To use E-MapReduce (EMR), you must select appropriate clusters. When you select configurations for EMR clusters, you must consider the use of big data in your enterprise and your financial budget, and estimate the amount of data and the reliability of services that you require.
Big data scenarios
The following table describes the use scenarios and core services of different types of EMR clusters.
The services displayed in the EMR console prevail for different types of EMR clusters.
Cluster type | Use scenario | Core service |
DataLake | DataLake clusters use the Hive and Spark services to compute and analyze offline data in data lake scenarios. Data lake formats, such as Delta Lake, Hudi, and Iceberg, are supported. | HDFS, YARN, Hive, Spark, Presto, Impala, JindoData, Delta Lake, Hudi, Iceberg, OpenLDAP, Knox, and Kyuubi |
Dataflow | Dataflow clusters are used for real-time data processing. The core service of a Dataflow cluster is Flink, which is an enterprise-level big data computing platform provided by Alibaba Cloud based on Apache Flink and EMR Hadoop. Kafka provides a comprehensive service monitoring system and a metadata management mechanism. The Kafka service applies to scenarios such as log collection and monitoring data aggregation and can be used for offline data processing, stream computing, and real-time data analysis. | Flink, Kafka, and YARN |
OLAP | Online analytical processing (OLAP) clusters are used for data analysis. The core service of an OLAP cluster is ClickHouse, which is an open source column-oriented database management system (DBMS) for OLAP. ClickHouse is more lightweight than Hadoop and Spark. ClickHouse supports linear scaling and is convenient, highly reliable, and fault-tolerant. StarRocks is an open source massively parallel processing (MPP) database for OLAP. StarRocks can respond to query requests for data in sub-seconds and join multiple tables. | ClickHouse, StarRocks, and ZooKeeper |
DataServing | DataServing clusters are more flexible, reliable, and efficient than other types of clusters. DataServing clusters provide the HBase service and are separated from data storage based on OSS-HDFS (JindoFS). In addition, data is cached by using JindoData to improve the read and write performance of DataServing clusters. | HBase, ZooKeeper, and JindoData |
EMR nodes
An EMR cluster consists of three types of nodes: master, core, and task nodes. For more information, see Node categories.
You can select ultra disks, local disks, standard SSDs, or local SSDs for EMR storage. These disks are ranked in descending order of performance: local SSDs > standard SSDs > local disks > ultra disks.
EMR underlying storage supports OSS (OSS Standard storage only) and HDFS. OSS has a higher data availability than HDFS. The data availability of OSS is 99.99999999%, while the data availability of HDFS depends on the reliability of cloud disk or local disk storage. Before you use EMR to compute data, you must restore the data that is stored to OSS Archive or Cold Archive storage. Then, you can store the data to OSS Standard storage.
Storage prices:
For information about the billing of disks, visit the Pricing tab on the Elastic Compute Service product page.

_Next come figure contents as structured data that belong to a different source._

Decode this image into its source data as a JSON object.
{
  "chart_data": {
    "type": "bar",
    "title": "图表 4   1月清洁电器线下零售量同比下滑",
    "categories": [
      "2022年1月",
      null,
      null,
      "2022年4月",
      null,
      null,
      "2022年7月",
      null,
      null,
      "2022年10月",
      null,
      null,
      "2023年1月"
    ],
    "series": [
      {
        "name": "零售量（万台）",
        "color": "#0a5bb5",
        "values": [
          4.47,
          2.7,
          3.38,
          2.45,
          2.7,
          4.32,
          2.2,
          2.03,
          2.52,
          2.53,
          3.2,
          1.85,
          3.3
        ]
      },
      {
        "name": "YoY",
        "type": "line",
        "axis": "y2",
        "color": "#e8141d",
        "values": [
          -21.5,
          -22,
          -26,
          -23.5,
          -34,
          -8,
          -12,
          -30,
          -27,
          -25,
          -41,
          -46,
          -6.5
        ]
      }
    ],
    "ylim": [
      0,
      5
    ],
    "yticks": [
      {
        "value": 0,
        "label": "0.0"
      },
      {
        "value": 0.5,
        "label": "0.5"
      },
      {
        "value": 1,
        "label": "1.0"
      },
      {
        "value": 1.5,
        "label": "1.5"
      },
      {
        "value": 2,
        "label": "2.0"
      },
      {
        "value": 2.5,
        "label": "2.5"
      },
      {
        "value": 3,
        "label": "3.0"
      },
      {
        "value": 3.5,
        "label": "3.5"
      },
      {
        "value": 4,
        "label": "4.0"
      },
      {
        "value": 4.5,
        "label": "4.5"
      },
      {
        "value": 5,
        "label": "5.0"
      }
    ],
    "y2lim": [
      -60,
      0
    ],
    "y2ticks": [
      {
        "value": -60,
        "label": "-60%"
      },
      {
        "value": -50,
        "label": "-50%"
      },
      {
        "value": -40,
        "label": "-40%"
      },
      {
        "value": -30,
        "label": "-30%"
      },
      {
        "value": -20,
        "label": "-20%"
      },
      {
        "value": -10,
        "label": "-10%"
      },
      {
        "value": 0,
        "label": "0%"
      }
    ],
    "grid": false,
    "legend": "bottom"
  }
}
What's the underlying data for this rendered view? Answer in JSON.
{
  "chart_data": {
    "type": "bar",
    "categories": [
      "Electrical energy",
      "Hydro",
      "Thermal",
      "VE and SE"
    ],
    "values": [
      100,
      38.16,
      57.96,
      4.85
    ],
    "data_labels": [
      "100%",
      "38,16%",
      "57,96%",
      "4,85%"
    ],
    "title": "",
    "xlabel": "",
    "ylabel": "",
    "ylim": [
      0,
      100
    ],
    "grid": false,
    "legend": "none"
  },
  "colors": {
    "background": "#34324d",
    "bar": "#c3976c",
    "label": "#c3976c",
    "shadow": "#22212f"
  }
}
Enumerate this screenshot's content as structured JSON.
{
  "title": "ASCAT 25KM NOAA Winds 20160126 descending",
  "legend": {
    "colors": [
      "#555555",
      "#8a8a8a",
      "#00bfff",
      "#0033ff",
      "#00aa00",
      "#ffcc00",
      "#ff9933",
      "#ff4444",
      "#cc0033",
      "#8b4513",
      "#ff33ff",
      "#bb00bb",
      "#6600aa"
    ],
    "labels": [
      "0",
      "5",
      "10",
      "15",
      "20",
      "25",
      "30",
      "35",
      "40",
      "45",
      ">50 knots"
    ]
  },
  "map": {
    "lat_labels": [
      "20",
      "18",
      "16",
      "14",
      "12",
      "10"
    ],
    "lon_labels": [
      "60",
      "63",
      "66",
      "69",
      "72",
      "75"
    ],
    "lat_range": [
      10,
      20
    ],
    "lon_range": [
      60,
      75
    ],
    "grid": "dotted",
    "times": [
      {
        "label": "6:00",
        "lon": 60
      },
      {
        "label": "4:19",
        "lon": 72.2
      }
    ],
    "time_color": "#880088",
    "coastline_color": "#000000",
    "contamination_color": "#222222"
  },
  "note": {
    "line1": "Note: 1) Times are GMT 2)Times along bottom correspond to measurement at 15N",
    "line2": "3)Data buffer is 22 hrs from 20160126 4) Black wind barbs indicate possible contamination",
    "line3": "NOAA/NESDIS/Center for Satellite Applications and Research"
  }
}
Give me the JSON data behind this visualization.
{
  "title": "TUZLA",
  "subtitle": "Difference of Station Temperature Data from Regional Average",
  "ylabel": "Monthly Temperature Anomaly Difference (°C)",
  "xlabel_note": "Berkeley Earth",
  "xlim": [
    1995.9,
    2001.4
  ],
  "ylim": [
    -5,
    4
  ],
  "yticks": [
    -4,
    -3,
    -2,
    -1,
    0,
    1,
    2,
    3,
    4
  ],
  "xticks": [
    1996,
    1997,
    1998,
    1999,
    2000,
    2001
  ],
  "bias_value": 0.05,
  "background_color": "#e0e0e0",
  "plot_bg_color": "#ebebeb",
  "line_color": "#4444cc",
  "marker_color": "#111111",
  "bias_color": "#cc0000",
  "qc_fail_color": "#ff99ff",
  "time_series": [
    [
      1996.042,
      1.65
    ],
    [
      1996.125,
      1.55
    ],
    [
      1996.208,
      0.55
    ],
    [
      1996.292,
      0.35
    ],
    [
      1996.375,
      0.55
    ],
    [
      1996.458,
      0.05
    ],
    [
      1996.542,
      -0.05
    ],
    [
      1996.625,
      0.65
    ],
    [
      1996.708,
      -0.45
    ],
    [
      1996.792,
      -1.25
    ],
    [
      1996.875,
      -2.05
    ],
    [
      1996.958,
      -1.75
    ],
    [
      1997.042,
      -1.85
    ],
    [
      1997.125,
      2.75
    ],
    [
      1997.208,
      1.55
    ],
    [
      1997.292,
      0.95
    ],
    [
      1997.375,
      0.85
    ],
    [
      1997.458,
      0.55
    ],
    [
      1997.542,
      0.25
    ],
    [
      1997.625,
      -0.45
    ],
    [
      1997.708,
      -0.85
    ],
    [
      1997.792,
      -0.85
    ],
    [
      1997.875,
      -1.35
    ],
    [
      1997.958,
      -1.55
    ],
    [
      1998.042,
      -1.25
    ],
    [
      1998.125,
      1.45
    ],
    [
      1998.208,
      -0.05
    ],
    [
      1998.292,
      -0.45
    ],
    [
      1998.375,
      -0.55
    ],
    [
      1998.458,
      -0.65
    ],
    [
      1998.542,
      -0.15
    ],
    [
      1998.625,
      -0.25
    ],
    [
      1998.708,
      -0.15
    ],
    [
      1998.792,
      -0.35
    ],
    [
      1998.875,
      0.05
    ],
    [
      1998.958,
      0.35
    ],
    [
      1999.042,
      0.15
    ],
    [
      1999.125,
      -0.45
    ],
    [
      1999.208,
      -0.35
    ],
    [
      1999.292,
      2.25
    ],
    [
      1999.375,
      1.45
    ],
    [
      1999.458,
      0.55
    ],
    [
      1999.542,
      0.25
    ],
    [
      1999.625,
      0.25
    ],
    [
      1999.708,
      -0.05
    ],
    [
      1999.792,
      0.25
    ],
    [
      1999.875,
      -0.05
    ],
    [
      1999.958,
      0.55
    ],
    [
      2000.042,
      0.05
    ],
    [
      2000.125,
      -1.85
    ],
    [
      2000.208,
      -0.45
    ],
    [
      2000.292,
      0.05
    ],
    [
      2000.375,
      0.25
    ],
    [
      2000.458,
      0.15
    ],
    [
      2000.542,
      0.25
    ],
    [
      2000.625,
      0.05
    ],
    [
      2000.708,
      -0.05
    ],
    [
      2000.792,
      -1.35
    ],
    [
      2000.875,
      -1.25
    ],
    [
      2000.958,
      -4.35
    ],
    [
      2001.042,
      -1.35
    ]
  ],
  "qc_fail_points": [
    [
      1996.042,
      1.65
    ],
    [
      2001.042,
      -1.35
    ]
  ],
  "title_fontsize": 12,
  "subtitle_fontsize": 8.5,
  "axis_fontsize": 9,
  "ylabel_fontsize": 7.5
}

Select configurations for EMR
Select master node configurations.
Master nodes are used to deploy the master processes of Hadoop, such as NameNode and ResourceManager.
EMR components such as HDFS, YARN, Hive, and HBase use the high availability architecture. When you create a production cluster, we recommend that you enable high availability. If you do not enable high availability when you create an EMR cluster, you cannot enable high availability after you create the cluster.
Master nodes are used to store HDFS metadata and component log files. These nodes are compute-intensive with low disk I/O requirements. HDFS metadata is stored in memory. The minimum recommended memory size is 16 GB based on the number of files.
Select core node configurations.
The difference between core nodes and task nodes is that core nodes can run both the DataNode and NodeManager processes. We recommend that you store data to OSS or OSS-HDFS. HDFS in a cluster is used only as a temporary storage for distribution of YARN tasks. You can select a general-purpose Elastic Compute Service (ECS) instance type that uses cloud disks as the configuration of a core node. For example, you can select ecs.g7.4xlarge as the node type and set the data disk size to 100GB * 4 Disks.
Select task node configurations.
Task nodes are used when the computing capabilities of vCPUs and the memory of core nodes are insufficient. Task nodes do not store data or run DataNode. You can estimate the number of task nodes based on your vCPU and memory requirements.
EMR lifecycle
EMR supports auto scaling. You can scale out a cluster in an efficient and flexible manner. You can also upgrade the configurations of ECS instances in a cluster based on your business requirements.
Select a zone
To ensure high efficiency, we recommend that you deploy EMR and your business system in the same zone of the same region.